"all this old versus new media aggro is just a distraction from the fact that neither [bloggers nor] Rupert Murdoch . . . have an answer for the future of journalism."
Well, it's not like I'm duty bound to solve all the problems for the profession of journalism (there's more than enough problems in my own profession of architecture, thanks very much), but here's a simple enough solution for the old media to adopt -- so simple that even a journalist might understand. Here it is::
Recognise the division of labour, boys and girls, and just report the news!
We, the bloggers, can get on with commenting on the news, since that's what we do best; and you get on with finding and reporting the news, since that's what you're supposed to do best.
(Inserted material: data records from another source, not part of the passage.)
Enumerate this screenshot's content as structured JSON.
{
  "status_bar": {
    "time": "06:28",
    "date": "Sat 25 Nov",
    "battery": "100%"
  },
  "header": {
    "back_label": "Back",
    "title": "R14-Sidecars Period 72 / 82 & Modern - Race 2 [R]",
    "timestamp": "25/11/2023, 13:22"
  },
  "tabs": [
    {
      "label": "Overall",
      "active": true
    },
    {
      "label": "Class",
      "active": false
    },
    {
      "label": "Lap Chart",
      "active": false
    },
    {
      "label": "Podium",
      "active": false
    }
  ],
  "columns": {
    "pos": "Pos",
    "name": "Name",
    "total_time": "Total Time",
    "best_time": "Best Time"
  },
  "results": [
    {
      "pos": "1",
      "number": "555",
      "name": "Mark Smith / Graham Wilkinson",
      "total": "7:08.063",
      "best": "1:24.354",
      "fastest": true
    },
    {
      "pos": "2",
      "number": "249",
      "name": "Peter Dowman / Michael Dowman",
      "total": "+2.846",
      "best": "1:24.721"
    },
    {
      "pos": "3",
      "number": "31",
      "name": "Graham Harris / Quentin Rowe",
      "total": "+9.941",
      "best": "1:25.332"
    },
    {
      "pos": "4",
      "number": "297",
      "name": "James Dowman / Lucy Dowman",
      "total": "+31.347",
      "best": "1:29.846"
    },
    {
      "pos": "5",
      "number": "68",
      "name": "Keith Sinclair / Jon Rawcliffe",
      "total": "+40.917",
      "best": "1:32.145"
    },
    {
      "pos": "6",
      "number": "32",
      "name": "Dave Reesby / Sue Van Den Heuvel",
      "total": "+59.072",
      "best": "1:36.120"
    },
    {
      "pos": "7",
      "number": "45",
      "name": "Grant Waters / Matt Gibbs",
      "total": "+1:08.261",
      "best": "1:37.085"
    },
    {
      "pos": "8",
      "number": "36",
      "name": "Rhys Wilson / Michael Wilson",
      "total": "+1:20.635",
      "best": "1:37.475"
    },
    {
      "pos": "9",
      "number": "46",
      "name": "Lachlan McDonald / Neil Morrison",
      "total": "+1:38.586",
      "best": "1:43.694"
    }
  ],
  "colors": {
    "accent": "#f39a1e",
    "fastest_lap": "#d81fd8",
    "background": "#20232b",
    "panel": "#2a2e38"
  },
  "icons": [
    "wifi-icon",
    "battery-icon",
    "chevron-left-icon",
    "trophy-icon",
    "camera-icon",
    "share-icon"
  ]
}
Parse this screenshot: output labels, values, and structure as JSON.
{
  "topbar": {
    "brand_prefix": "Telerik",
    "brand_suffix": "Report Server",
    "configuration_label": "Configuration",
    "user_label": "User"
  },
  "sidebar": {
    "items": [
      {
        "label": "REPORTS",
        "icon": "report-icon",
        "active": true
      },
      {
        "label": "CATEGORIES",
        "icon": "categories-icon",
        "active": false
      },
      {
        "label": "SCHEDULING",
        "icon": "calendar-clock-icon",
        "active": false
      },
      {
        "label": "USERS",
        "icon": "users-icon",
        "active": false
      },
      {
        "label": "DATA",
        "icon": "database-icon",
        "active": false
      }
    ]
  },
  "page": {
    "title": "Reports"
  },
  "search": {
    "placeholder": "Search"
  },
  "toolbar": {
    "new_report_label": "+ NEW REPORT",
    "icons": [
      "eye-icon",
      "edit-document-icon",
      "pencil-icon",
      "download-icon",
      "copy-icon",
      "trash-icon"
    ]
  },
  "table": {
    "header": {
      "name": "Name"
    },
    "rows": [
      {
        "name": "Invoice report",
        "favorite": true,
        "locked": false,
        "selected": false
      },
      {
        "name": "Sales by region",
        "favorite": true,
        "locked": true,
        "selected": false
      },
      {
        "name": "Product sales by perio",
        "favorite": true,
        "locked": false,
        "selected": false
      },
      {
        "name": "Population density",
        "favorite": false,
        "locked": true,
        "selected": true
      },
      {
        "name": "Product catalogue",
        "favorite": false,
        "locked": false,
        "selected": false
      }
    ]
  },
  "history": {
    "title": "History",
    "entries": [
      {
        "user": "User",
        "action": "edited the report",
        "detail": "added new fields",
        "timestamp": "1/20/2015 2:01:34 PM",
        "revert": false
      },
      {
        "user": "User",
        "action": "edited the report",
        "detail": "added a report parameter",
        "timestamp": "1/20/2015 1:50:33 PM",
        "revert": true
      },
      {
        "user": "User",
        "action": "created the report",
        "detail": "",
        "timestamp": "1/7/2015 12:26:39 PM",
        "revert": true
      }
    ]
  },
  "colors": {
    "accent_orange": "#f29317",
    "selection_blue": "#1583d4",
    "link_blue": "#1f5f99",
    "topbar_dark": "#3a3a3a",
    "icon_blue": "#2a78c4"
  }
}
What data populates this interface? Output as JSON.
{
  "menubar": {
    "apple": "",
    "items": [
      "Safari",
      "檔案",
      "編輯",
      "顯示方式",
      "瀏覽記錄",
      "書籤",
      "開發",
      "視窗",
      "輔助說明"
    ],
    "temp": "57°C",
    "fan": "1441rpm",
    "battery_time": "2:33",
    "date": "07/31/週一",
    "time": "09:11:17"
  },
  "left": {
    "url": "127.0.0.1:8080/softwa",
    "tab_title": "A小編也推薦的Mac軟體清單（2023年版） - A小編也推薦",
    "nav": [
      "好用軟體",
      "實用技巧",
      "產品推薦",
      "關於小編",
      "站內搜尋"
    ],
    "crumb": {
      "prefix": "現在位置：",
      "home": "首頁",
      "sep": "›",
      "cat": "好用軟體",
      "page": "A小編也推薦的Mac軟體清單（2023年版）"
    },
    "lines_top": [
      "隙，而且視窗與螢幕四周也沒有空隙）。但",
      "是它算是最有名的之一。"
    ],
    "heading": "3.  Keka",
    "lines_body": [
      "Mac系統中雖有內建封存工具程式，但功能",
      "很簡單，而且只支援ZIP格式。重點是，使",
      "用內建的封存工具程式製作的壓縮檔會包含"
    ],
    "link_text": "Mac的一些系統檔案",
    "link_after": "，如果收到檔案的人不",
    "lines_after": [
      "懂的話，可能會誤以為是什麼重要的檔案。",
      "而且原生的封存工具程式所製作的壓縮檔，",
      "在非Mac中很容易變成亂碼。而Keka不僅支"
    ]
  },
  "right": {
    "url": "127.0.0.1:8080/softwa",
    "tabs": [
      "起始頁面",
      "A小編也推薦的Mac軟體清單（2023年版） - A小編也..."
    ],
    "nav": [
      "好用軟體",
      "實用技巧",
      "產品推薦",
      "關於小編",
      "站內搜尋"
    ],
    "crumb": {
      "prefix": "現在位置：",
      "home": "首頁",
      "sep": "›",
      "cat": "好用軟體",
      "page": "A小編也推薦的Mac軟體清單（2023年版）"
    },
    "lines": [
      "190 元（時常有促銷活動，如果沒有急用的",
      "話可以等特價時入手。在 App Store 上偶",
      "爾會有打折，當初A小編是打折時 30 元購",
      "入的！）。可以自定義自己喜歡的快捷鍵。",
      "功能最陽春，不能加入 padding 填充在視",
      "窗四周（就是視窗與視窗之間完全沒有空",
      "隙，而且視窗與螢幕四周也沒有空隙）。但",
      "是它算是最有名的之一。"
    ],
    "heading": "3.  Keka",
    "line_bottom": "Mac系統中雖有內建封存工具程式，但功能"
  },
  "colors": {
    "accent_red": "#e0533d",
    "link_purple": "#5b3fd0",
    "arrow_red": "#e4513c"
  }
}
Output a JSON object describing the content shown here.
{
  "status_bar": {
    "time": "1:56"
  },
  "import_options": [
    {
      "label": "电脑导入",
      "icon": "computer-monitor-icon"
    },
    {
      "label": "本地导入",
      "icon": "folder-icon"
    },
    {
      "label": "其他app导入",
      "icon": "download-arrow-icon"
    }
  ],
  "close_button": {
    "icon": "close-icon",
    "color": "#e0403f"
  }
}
In other words:
- don't editorialise;
- don't pontificate;
- don't ask how people feel, ask instead what they saw;
- don't report events as if people are outraged, just report the events themselves;
- dobn't report what everyone knows is transparent science fiction; report real science fact instead;
- don't report what "celebrities" do as if it matters a damn;
- don't report puff pieces about actors/musicians/writers as if they're not just puff-pieces for their new film/album/book;
- don't report what everyone knows is just spin) -- report instead what's being spun, and the news that someone is spinning, and who;
- don't assume the whole world has the same values as your friends;
- don't just rewrite press releases as if they were news;
- and don't create the news yourself.
- In short, just report the news. All of it. As if the truth actually mattered.
This week offers the perfect example of why people are switching off the mainstream. With 400,000 Americans taking up pro-freedom signs against their government, the mainstream media has either pretended they don't exist -- preferring instead to focus on the tough issues like the new White House dog -- or tried to suggest all the protesters are insane. Meanwhile, the issue of the week in New Zealand, according to every news report every time I switch on the local media, is the latest in the Tony Veitch saga -- giving numb-nut so-called journalists the opportunity to interview each other over how well they did (or didn't) handle the story, and Mark Sainsbury and John Campbell the chance to wring their hands over the courage/bravery/pluckiness [delete one] of the two protagonists.
No wonder no one can take mainstream journalism seriously any more. Instead of Philip Marlowe, we have to endure endless re-runs of Barbara Cartland.
UPDATE 1: Why do so many journalists blog, despite their apparent opposition to the concept? Simple, says one journalist cum blogger: "there’s a part of me that loves blogging because you’re allowed to break the journalism rules."